Sometimes called the Doomsday Vault, built inside a mountain located in a remote area of Norway, the Svalbard Global Seed Vault is designed to reliably store the world’s remaining samples of important agricultural seeds over extended periods of time. Given the year-round, chilly conditions of the surrounding arctic permafrost, the seeds (no GMO’s are allowed at this time) are kept at an ideal temperature just above 0 degrees F through mechanical cooling powered by a single 10 kilowatt compressor. Should the power go out, the highest temperatures inside the vault would still fall below freezing (27 F), providing up to 200 years of adequate refrigeration, presumably enough time to fix just about any problem.
Designed to hold up to 4.5 million seed samples, the seed vault is intended to conserve agricultural diversity for future plant breeding and research. Crop diversity is so important to agriculture because it provides the pool of biological resources to draw upon when environmental conditions significantly change over short periods of time.
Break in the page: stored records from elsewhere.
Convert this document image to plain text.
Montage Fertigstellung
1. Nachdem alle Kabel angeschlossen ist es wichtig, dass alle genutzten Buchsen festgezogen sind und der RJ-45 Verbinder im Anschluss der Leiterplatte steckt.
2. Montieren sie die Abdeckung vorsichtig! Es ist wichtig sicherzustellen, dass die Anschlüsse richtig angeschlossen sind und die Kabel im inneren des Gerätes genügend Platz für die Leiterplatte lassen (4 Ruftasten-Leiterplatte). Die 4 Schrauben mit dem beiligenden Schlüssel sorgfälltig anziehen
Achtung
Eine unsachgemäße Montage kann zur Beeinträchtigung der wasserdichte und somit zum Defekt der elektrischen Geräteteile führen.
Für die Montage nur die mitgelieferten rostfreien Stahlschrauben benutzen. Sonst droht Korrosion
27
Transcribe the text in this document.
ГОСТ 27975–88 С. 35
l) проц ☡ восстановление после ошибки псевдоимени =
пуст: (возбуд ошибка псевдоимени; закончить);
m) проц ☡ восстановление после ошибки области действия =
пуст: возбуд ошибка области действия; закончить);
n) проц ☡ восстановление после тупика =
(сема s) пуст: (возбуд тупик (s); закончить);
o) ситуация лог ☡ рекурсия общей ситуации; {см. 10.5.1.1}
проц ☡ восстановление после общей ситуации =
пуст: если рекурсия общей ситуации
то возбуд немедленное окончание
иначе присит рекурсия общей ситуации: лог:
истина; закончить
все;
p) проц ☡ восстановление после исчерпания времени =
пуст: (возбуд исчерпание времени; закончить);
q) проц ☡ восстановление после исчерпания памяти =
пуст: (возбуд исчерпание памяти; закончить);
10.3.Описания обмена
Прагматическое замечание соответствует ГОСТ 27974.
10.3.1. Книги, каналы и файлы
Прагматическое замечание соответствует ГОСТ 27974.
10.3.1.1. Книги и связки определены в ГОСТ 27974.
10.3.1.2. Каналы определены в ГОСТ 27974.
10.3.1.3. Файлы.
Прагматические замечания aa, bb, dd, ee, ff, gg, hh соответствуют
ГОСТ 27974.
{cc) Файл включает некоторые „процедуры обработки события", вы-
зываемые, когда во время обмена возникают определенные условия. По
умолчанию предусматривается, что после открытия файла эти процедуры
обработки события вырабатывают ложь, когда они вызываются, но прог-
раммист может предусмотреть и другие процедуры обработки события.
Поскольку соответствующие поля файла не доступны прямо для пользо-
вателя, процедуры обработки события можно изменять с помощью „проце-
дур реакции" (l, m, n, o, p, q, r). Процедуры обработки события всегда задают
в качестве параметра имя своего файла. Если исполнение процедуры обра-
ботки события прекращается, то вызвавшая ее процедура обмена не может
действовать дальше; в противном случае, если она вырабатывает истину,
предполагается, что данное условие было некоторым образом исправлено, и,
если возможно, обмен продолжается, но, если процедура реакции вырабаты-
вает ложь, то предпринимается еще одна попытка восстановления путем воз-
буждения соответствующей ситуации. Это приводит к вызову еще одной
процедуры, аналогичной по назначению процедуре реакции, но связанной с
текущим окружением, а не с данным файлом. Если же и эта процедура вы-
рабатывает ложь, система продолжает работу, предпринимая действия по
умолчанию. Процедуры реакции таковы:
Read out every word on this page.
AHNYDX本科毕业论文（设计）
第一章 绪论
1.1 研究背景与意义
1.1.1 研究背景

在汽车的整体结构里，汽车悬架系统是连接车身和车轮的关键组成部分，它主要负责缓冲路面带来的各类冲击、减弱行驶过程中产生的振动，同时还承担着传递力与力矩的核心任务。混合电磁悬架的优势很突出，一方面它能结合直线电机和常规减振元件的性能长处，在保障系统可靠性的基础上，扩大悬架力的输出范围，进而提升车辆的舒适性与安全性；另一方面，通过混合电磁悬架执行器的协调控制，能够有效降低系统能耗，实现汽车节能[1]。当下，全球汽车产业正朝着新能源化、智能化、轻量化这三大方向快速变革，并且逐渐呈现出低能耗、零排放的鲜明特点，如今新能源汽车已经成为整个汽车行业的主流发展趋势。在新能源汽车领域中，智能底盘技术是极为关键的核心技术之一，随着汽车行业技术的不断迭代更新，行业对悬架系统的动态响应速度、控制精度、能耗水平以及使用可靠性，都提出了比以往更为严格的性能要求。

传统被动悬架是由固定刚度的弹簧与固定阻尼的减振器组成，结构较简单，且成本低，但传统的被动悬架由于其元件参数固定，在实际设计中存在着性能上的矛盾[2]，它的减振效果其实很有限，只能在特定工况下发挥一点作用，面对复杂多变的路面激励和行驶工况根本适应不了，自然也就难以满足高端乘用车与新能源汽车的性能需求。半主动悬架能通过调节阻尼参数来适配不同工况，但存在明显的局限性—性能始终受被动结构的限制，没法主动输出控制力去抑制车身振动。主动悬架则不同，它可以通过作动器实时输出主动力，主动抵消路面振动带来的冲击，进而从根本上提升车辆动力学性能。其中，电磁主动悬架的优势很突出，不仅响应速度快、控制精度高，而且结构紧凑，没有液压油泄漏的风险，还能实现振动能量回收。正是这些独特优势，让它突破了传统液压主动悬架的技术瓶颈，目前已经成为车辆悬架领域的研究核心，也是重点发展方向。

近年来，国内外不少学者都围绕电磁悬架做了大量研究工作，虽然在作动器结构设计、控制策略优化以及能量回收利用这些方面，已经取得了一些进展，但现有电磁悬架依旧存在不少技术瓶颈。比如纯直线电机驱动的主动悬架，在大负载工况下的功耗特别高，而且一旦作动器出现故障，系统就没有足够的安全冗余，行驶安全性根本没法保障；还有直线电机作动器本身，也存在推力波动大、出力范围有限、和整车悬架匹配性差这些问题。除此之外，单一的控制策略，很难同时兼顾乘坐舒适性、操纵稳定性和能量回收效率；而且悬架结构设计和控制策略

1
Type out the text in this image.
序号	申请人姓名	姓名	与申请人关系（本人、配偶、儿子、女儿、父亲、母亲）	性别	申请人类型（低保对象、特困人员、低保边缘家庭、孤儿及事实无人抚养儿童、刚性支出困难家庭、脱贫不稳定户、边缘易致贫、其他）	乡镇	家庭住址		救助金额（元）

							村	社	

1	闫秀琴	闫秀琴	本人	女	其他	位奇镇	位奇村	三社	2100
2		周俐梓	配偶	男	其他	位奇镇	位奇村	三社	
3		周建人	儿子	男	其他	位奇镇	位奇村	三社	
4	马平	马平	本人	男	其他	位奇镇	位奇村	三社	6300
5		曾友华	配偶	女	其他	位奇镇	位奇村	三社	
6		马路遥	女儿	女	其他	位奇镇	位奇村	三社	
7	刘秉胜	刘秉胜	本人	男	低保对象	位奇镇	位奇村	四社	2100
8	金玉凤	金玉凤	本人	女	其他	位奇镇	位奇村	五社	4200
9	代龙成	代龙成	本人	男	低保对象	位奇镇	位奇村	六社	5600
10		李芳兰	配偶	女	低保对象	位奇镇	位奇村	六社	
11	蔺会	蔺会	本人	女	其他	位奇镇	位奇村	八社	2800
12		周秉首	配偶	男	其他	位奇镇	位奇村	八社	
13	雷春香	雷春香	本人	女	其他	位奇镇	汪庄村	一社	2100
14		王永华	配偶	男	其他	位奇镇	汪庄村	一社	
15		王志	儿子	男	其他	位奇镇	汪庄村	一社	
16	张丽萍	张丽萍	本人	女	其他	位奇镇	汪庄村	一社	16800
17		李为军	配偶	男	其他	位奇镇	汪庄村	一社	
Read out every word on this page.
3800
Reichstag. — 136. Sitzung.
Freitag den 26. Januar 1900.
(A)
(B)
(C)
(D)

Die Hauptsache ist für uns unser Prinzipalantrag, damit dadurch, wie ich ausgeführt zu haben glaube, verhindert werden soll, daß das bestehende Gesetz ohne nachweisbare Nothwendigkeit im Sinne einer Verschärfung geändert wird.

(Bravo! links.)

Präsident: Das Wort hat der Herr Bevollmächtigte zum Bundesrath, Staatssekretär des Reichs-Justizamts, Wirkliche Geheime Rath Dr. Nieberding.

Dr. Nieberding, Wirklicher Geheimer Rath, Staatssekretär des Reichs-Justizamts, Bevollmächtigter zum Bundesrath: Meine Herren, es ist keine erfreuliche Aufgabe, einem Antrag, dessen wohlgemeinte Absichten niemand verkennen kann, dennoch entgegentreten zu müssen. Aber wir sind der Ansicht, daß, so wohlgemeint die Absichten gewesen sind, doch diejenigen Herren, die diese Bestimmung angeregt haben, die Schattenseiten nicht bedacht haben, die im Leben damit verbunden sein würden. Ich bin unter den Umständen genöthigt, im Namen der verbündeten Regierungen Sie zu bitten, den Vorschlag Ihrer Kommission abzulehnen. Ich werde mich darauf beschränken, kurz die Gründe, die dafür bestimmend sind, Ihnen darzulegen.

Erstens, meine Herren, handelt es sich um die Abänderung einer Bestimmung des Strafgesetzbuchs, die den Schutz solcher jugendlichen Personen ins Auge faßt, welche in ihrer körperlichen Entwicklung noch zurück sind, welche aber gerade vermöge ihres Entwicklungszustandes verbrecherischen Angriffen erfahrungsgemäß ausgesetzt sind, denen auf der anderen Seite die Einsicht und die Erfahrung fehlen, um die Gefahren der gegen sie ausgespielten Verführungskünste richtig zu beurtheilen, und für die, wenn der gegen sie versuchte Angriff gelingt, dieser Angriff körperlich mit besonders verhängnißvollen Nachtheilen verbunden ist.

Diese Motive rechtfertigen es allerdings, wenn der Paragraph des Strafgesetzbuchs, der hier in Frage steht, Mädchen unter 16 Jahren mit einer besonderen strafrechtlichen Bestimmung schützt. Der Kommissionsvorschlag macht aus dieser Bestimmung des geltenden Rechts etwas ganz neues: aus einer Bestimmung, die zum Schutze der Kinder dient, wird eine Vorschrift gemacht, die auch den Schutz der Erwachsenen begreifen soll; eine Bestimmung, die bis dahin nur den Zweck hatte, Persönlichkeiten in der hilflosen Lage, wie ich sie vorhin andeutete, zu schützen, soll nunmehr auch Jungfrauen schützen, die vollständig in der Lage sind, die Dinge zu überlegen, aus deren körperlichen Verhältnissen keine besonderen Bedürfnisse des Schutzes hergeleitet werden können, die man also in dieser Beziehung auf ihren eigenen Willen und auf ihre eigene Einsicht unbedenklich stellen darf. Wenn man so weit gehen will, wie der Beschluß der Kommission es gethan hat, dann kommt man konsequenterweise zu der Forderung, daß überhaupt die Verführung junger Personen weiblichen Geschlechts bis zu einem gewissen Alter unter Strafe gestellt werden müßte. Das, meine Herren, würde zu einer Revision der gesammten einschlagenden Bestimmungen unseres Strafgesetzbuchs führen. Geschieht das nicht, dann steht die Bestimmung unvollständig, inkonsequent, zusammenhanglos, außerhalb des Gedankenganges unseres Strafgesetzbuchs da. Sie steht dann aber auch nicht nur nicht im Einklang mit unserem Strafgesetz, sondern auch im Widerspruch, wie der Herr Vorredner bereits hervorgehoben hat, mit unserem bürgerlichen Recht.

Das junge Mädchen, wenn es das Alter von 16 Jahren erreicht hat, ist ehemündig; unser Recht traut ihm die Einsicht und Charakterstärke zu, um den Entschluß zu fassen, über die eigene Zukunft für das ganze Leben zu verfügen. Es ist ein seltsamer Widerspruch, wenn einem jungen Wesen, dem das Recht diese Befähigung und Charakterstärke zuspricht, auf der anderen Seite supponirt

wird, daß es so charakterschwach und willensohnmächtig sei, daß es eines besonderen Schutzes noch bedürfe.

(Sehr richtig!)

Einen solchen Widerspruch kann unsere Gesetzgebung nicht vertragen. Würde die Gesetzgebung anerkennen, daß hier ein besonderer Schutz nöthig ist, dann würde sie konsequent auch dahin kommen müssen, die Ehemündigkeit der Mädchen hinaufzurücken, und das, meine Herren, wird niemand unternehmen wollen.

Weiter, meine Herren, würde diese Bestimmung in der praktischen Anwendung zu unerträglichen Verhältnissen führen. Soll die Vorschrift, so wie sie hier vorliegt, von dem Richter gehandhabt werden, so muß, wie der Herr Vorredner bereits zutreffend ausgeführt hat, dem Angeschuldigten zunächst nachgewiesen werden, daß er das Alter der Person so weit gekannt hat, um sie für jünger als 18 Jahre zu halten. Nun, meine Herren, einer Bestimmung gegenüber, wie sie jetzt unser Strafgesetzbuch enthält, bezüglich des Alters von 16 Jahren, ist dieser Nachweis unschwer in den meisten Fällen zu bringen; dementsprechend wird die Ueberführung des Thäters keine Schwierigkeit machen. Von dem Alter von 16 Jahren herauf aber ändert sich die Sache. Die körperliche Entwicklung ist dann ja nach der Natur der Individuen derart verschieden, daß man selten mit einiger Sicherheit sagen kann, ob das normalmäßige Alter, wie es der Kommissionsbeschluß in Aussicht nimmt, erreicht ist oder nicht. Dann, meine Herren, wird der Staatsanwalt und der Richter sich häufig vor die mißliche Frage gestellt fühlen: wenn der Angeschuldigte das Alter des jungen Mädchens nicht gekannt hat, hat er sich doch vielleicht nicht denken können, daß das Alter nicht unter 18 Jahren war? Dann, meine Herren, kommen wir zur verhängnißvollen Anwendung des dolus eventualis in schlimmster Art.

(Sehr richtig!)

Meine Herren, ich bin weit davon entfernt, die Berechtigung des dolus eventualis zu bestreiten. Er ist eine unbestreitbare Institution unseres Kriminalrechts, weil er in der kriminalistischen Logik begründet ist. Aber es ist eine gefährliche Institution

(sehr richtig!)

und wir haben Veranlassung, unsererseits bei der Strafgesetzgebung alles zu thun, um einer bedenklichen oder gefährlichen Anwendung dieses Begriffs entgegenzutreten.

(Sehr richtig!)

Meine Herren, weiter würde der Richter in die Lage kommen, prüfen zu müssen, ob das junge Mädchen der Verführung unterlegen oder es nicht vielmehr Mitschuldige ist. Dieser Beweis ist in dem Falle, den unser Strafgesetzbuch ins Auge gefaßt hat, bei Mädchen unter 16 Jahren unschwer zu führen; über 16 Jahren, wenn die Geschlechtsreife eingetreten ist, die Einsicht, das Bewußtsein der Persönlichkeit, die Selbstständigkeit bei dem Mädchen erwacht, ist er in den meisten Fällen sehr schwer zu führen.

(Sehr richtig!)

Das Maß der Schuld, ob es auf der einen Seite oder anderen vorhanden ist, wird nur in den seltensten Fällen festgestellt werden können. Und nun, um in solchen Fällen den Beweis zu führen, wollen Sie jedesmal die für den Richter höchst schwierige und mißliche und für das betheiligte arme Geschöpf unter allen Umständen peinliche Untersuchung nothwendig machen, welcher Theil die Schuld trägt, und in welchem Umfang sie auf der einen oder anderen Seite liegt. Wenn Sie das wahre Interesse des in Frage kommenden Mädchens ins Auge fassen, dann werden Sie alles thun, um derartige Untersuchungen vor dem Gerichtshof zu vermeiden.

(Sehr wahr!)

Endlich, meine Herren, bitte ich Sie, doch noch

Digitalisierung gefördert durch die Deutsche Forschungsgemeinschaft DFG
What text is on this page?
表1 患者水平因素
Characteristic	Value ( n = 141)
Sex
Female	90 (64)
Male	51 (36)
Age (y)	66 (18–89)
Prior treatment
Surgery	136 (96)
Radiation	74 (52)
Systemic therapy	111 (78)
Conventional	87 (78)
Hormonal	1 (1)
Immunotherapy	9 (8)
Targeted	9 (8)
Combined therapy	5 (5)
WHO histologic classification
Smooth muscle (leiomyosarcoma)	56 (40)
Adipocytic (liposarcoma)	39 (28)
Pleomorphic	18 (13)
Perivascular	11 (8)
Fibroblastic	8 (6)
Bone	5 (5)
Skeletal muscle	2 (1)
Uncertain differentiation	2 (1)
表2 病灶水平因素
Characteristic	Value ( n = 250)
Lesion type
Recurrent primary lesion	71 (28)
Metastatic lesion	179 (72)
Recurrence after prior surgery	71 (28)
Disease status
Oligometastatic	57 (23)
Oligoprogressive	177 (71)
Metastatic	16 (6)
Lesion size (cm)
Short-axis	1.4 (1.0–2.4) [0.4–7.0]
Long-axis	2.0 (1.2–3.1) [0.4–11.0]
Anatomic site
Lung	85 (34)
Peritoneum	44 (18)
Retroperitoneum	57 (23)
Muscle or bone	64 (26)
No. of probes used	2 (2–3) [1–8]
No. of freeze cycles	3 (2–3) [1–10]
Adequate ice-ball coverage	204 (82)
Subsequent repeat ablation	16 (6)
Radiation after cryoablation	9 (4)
Crop diversity is nature’s diversified portfolio, helping to insure long-term survival of a species by conferring certain strengths within a variety, under a given set of environmental conditions— for example, from pests, drought, or other climate change related issues—a survival edge over its related breathren. It also provides the necessary diversity of the gene pool for farmers and plant breeders to further refine. In the past 100 years, many varieties of crops have been permanently lost, no longer growing in farmers fields, nor saved as samples in any known gene banks.
Aproximately 1400 gene banks throughout the world hold seeds, (and for species that do not produce useful seeds such as bananas, potatoes, apples, etc. ); gene banks are not well suited for long-term storage being susceptible to funding issues, poor management, and infrastructure problems. Since February 26, 2008, the seed vault accepts seeds from these institutions, and depending upon the species of seeds, can safely store their samples for periods ranging between 1000-20,000 years. Some species do not survive such long storage, even under ideal conditions, and may only last about 50 years.
Currently, the seed vault holds over 500,000 agricultural seed samples.